D’ici mai, les opposants auront une nouvelle enquête publique à travailler. Que décidera ensuite le TA de Strasbourg ? Nul n’est devin pour le prédire. Ce qui est certain, c’est que la légalité de l’autoroute de Vinci est un suspend. L’État et le concessionnaire ayant réussi l’exploit de réunir les anti-GCO et les usagers de la M35 et A35 de Strasbourg avec la modification des panneaux de signalisation où Strasbourg vers l'axe gratuit à disparu poussant les automobilistes sur l'A355 et son péage pour se rendre dans la capitale alsacienne. Une Pétition en cours a déjà réuni plus de 8 300 signataires.
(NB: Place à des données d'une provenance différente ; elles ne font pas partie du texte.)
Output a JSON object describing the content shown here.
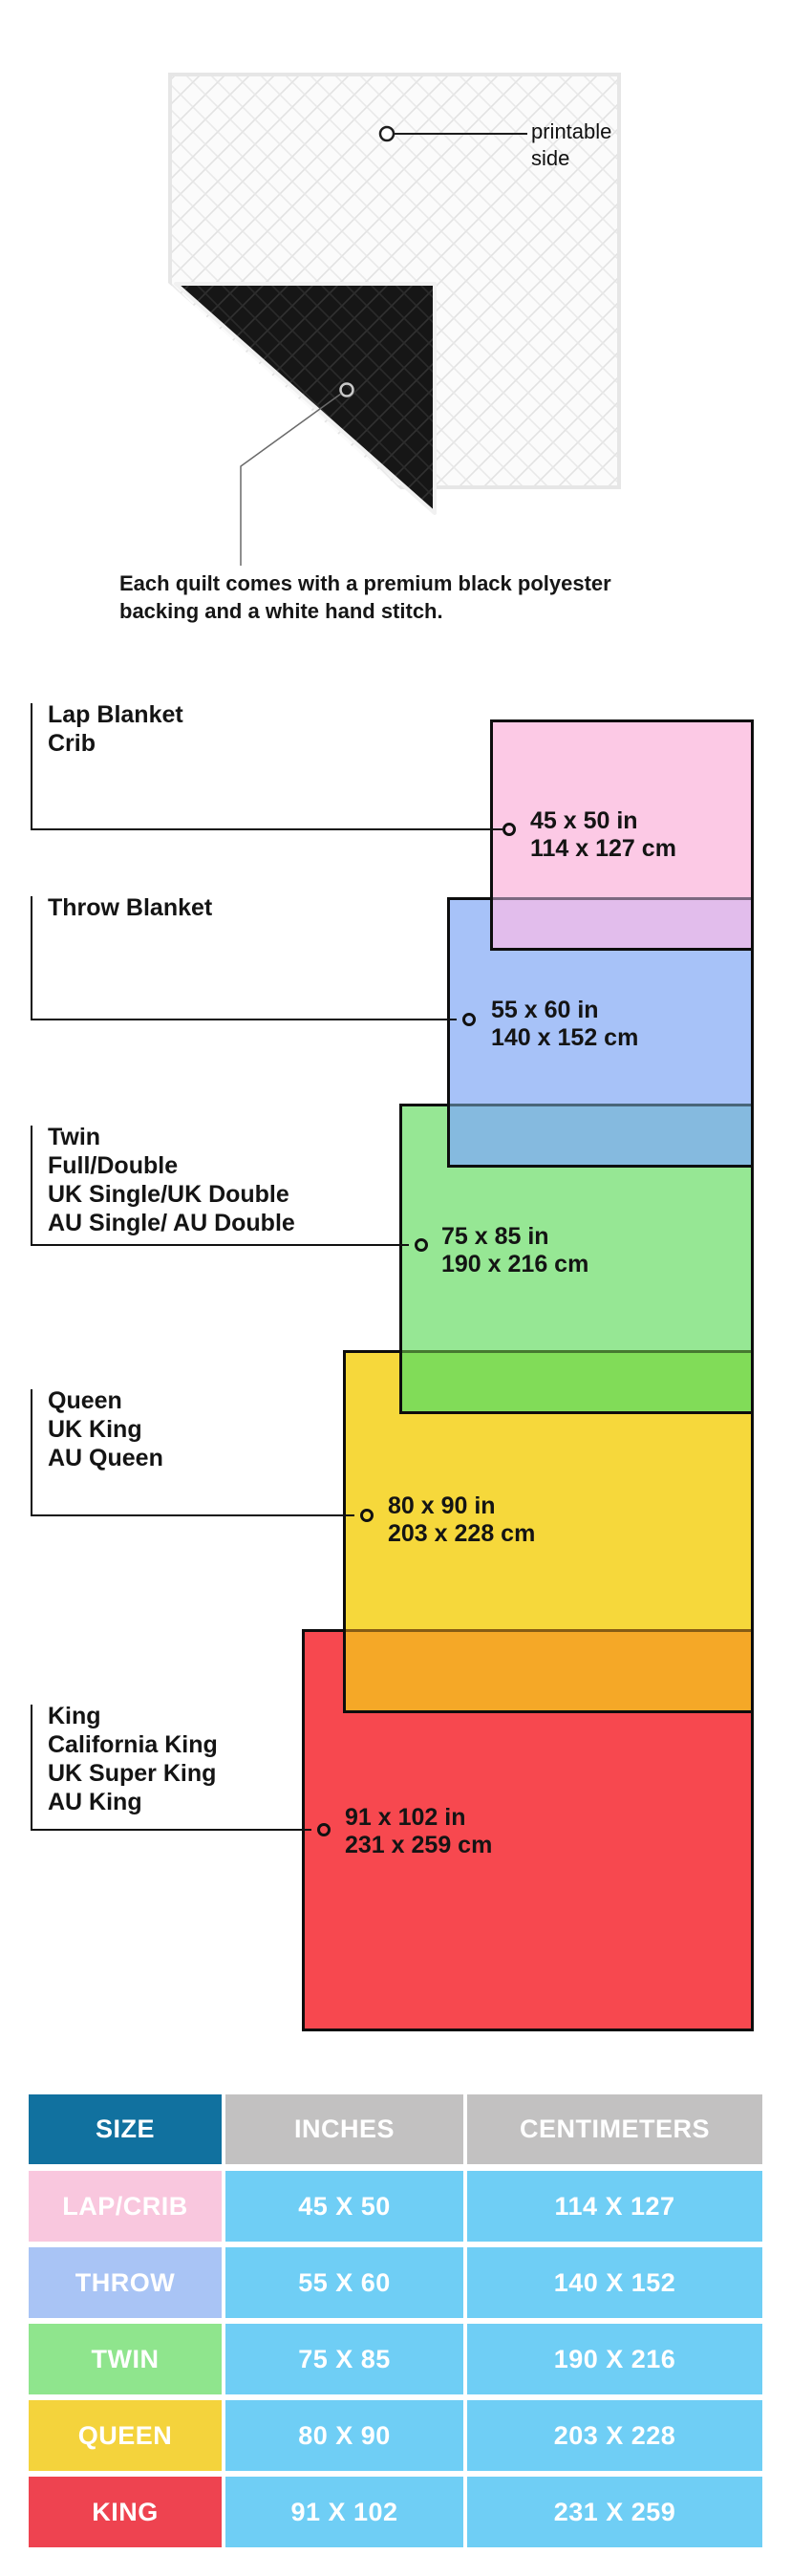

(1) En France, l'autorisation environnementale unique (ou permis unique) est un dispositif qui fusionne les différentes procédures et décisions environnementales requises pour les installations classées pour la protection de l'environnement (ICPE) et les installations, ouvrages, travaux et activités (IOTA) soumises au régime de l'autorisation – source Wikipedia
(2) Vinci a présenté deux fois son dossier compensatoires en 2017. A chaque fois, le CNPN a rendu un avis défavorable. La même année, sur le volet Sanef du projet, même sanction.